Mas, agora, passo a fazer uma rápida análise de algumas questões que envolvem a aprendizagem, levando em conta a MP 1.116/2022 de 4 de maio de 2022, prorrogada até 30/8/2022.

A primeira delas refere-se à constitucionalidade da MP 1.116/2022. Difícil afastar a inconstitucionalidade da Medida Provisória 1.116/2022, isto porque, à luz do artigo 62 da Constituição Federal, somente em casos de relevância e urgência é que o presidente da República pode editar medidas provisórias. O tema referente à aprendizagem não se reveste do caráter de urgência, muito embora relevantíssimo.

Para corroborar a afirmação, cabe lembrar que tramita junto à Câmara dos Deputados o Projeto de Lei 6.461/2019 que busca instituir o Estatuto do Aprendiz. A maioria das previsões da MP 1.116/2022 foram retiradas do PL 6.461/2019, mas como projeto de lei, é necessário que ele seja submetido ao regular processo legislativo, com amplo debate e as reflexões que o tema de tamanha envergadura merece. Não vale atropelar o processo legislativo regular para tomar de assalto um PL por meio de Medida Provisória. Portanto, falta à MP em comento o requisito da urgência previsto pelo artigo 62 da Constituição.

Assim, é possível que a MP 1.116/2022 não seja convertida em lei, porque eivada de vício quanto ao seu nascedouro, por melhores que sejam suas intenções.

Nada obstante, a MP 1.116/2022 traz muitas questões importantes sobre o futuro da aprendizagem no Brasil no tempo de sua vigência. Trarei apenas algumas.

A primeira é acerca das faixas etárias para a contratação de aprendizes.

A Lei 10.097/2000 e o seu Decreto Regulamentador, 5.598/2005, deram prioridade para a aprendizagem dos jovens entre 14 a 18 anos.

Posteriormente, a Lei 11.180/2005 ampliou esta faixa etária para 14 a 24 anos, limite de idade máxima não aplicável às pessoas com deficiência.

A MP 1.116/2022, no seu artigo 28, amplia o limite da idade para os aprendizes sem deficiência para até 29 anos. Este é um ponto nevrálgico. Trata-se de um limite muito extensivo, devendo continuar sendo privilegiada a faixa etária dos 14 até os 24 anos, por ser a mais prejudicada para a empregabilidade.

Poder-se-ia argumentar que o aumento do limite de idade leva em conta os índices atuais de desemprego que não atingem apenas os jovens de até 24 anos. Sem prejuízo das abordagens econômica e social, a jurídica advém do artigo 227 da Constituição que assegura como dever do Estado e da sociedade, garantir a educação e profissionalização aos adolescentes e jovens, sendo que neste espectro estariam os jovens de até 24 anos. Além disto, o mesmo dispositivo, além de outros direitos, garante a proteção à criança e ao adolescente, sendo que a aprendizagem seria uma forma de proteção porque combate o trabalho infantil. Ou seja, o comando constitucional é no sentido de priorizar a criança, o adolescente e o jovem, não se encontrando nesta última categoria as pessoas com mais de 24 anos, exceto se portadoras de deficiência.

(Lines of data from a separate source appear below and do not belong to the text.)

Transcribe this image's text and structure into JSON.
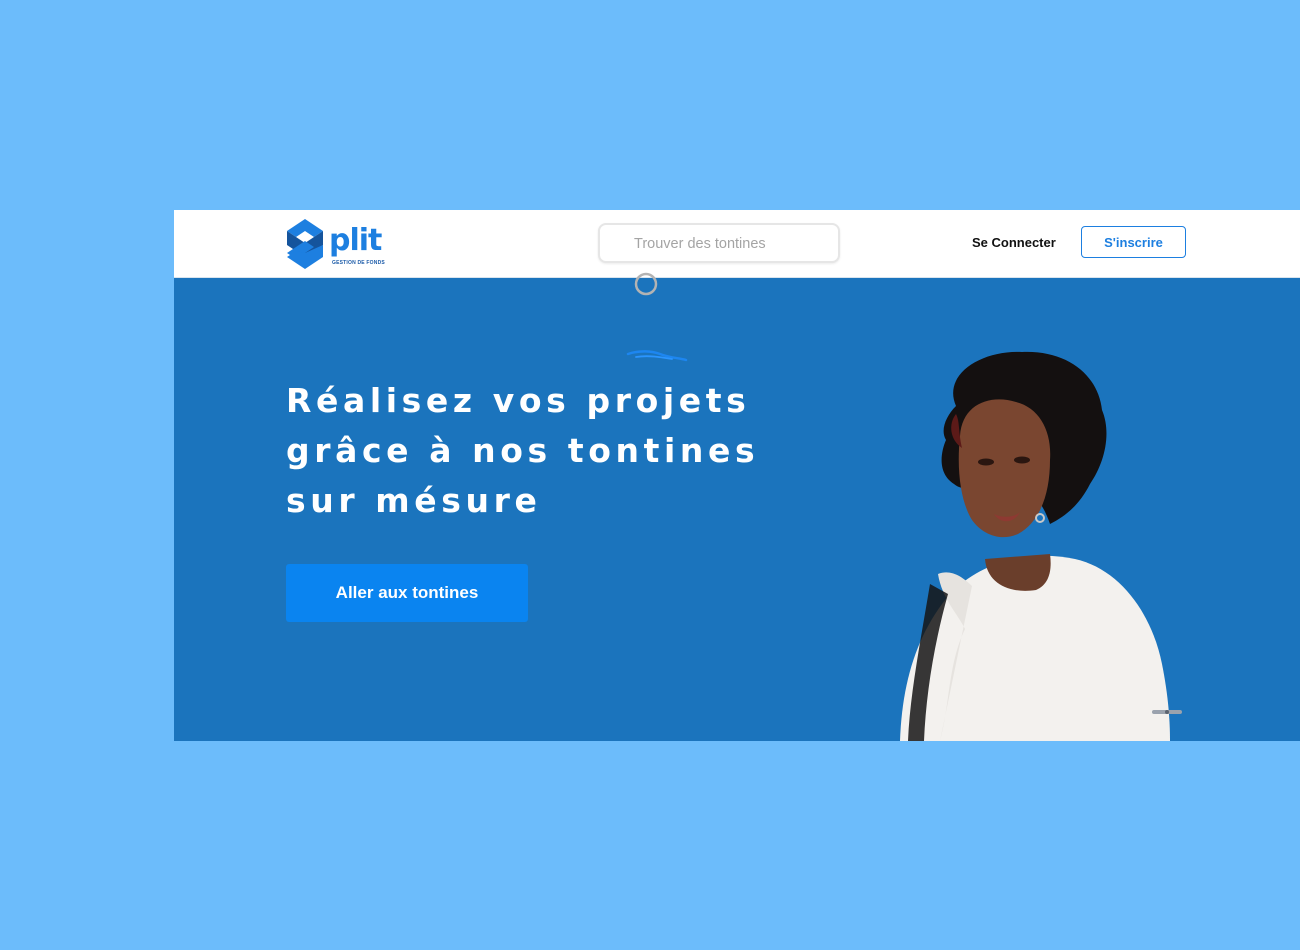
{
  "brand": {
    "logo_text": "plit",
    "tagline": "GESTION DE FONDS",
    "color": "#1d7fe0"
  },
  "header": {
    "search": {
      "placeholder": "Trouver des tontines",
      "icon": "search-icon"
    },
    "login_label": "Se Connecter",
    "signup_label": "S'inscrire"
  },
  "hero": {
    "title_lines": [
      "Réalisez vos projets",
      "grâce à nos tontines",
      "sur mésure"
    ],
    "cta_label": "Aller aux tontines",
    "background": "#1b74bd",
    "cta_color": "#0a84f0"
  },
  "page_background": "#6cbcfb"
}
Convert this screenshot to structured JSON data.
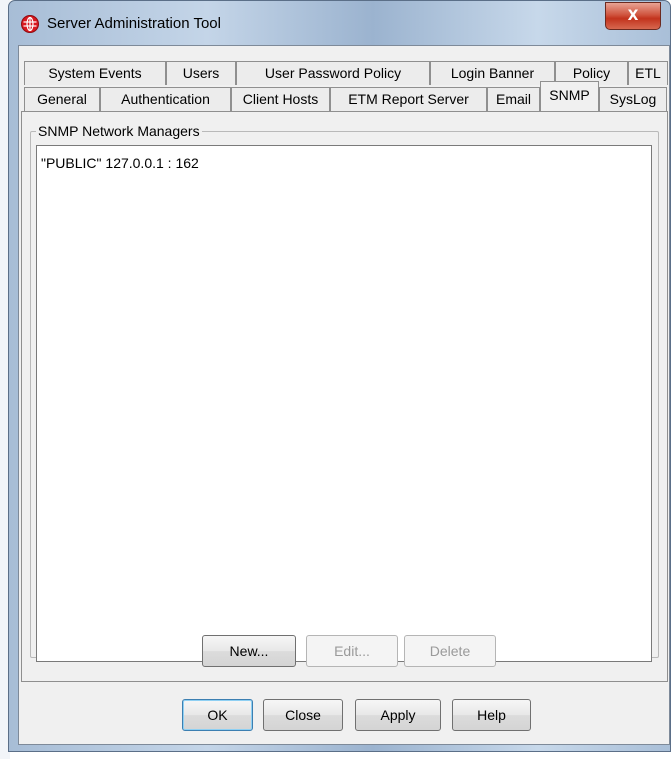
{
  "window": {
    "title": "Server Administration Tool",
    "close_label": "X"
  },
  "tabs": {
    "row1": [
      "System Events",
      "Users",
      "User Password Policy",
      "Login Banner",
      "Policy",
      "ETL"
    ],
    "row2": [
      "General",
      "Authentication",
      "Client Hosts",
      "ETM Report Server",
      "Email",
      "SNMP",
      "SysLog"
    ],
    "active": "SNMP"
  },
  "snmp": {
    "group_label": "SNMP Network Managers",
    "managers": [
      "\"PUBLIC\" 127.0.0.1 : 162"
    ],
    "buttons": {
      "new": "New...",
      "edit": "Edit...",
      "delete": "Delete"
    }
  },
  "footer": {
    "ok": "OK",
    "close": "Close",
    "apply": "Apply",
    "help": "Help"
  },
  "colors": {
    "close_button": "#c2331d",
    "app_icon": "#d9181f",
    "frame": "#a7bdd6"
  },
  "icons": {
    "app": "globe-icon",
    "close": "close-icon"
  }
}
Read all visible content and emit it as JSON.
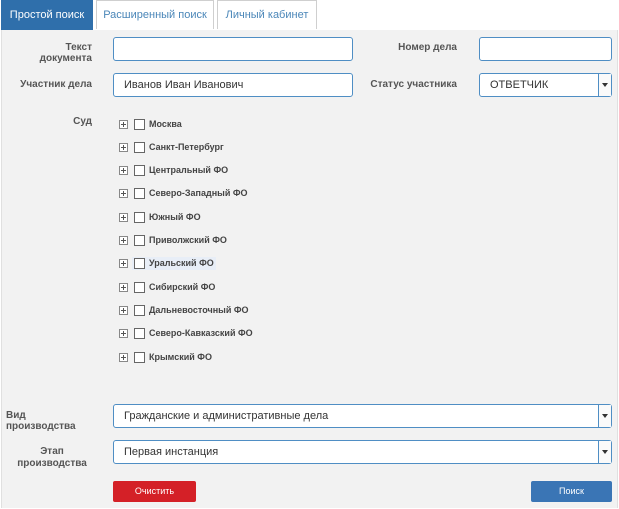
{
  "tabs": [
    {
      "label": "Простой поиск",
      "active": true
    },
    {
      "label": "Расширенный поиск",
      "active": false
    },
    {
      "label": "Личный кабинет",
      "active": false
    }
  ],
  "form": {
    "doc_text_label": "Текст документа",
    "doc_text_value": "",
    "case_number_label": "Номер дела",
    "case_number_value": "",
    "participant_label": "Участник дела",
    "participant_value": "Иванов Иван Иванович",
    "participant_status_label": "Статус участника",
    "participant_status_value": "ОТВЕТЧИК",
    "court_label": "Суд",
    "courts": [
      "Москва",
      "Санкт-Петербург",
      "Центральный ФО",
      "Северо-Западный ФО",
      "Южный ФО",
      "Приволжский ФО",
      "Уральский ФО",
      "Сибирский ФО",
      "Дальневосточный ФО",
      "Северо-Кавказский ФО",
      "Крымский ФО"
    ],
    "proceeding_type_label": "Вид производства",
    "proceeding_type_value": "Гражданские и административные дела",
    "stage_label_line1": "Этап",
    "stage_label_line2": "производства",
    "stage_value": "Первая инстанция"
  },
  "buttons": {
    "clear": "Очистить",
    "search": "Поиск"
  },
  "colors": {
    "active_tab": "#2f6fab",
    "clear_button": "#d42027",
    "search_button": "#3a75b5",
    "input_border": "#4f8ec4"
  }
}
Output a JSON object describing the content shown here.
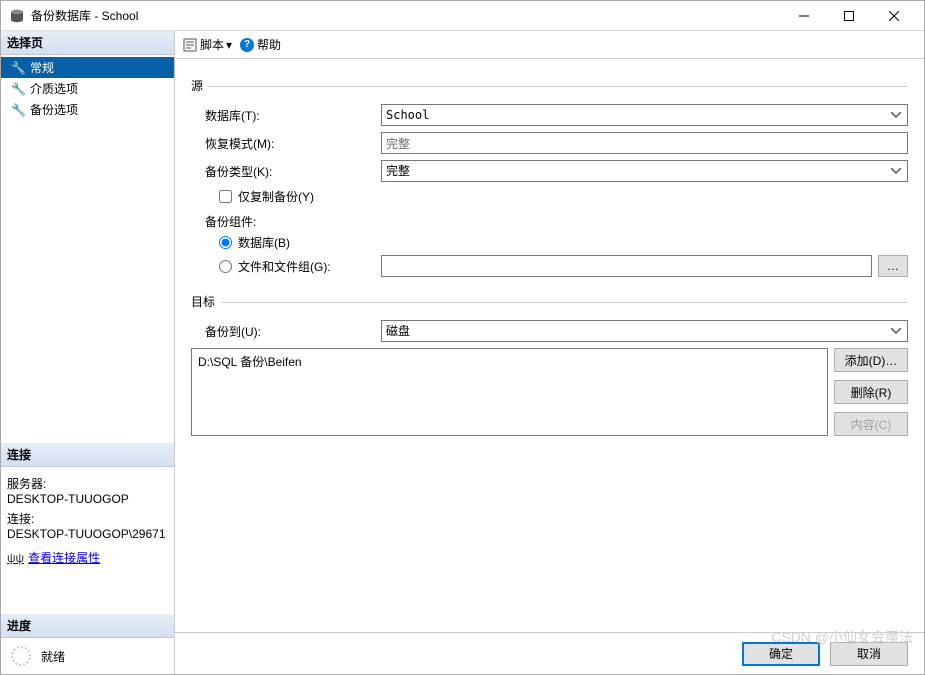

Outro ponto refere-se aos benefícios concedidos pela MP 1.116/2022 às empresas que aderiram ao Projeto Nacional de Incentivo à Contratação de Aprendizes. Em conformidade com o artigo 26 da MP, os benefícios vão desde prazos especiais para regularização da cota de aprendizagem, nos termos do instrumento de adesão; impossibilidade de autuação durante o período do instrumento; possibilidade de cumprir a cota de aprendizagem em quaisquer estabelecimentos da empresa, mesmo que em outra unidade da Federação; suspensão do processo administrativo de imposição de multa pelo descumprimento da cota; até a redução de 50% do valor da multa decorrente de auto de infração lavrado anteriormente à adesão ao Projeto. Tantas benesses às empresas poderão fomentar a aprendizagem? Este questionamento é importante se confrontado com o artigo 28, § 9º, da MP 1.116/2022, que elasteceu de dois para até quatro anos a possibilidade de prazo no contrato de aprendizagem, o que implica dizer que se antes da MP, em quatro anos, dois jovens teriam a chance da aprendizagem, agora apenas um poderá será beneficiado.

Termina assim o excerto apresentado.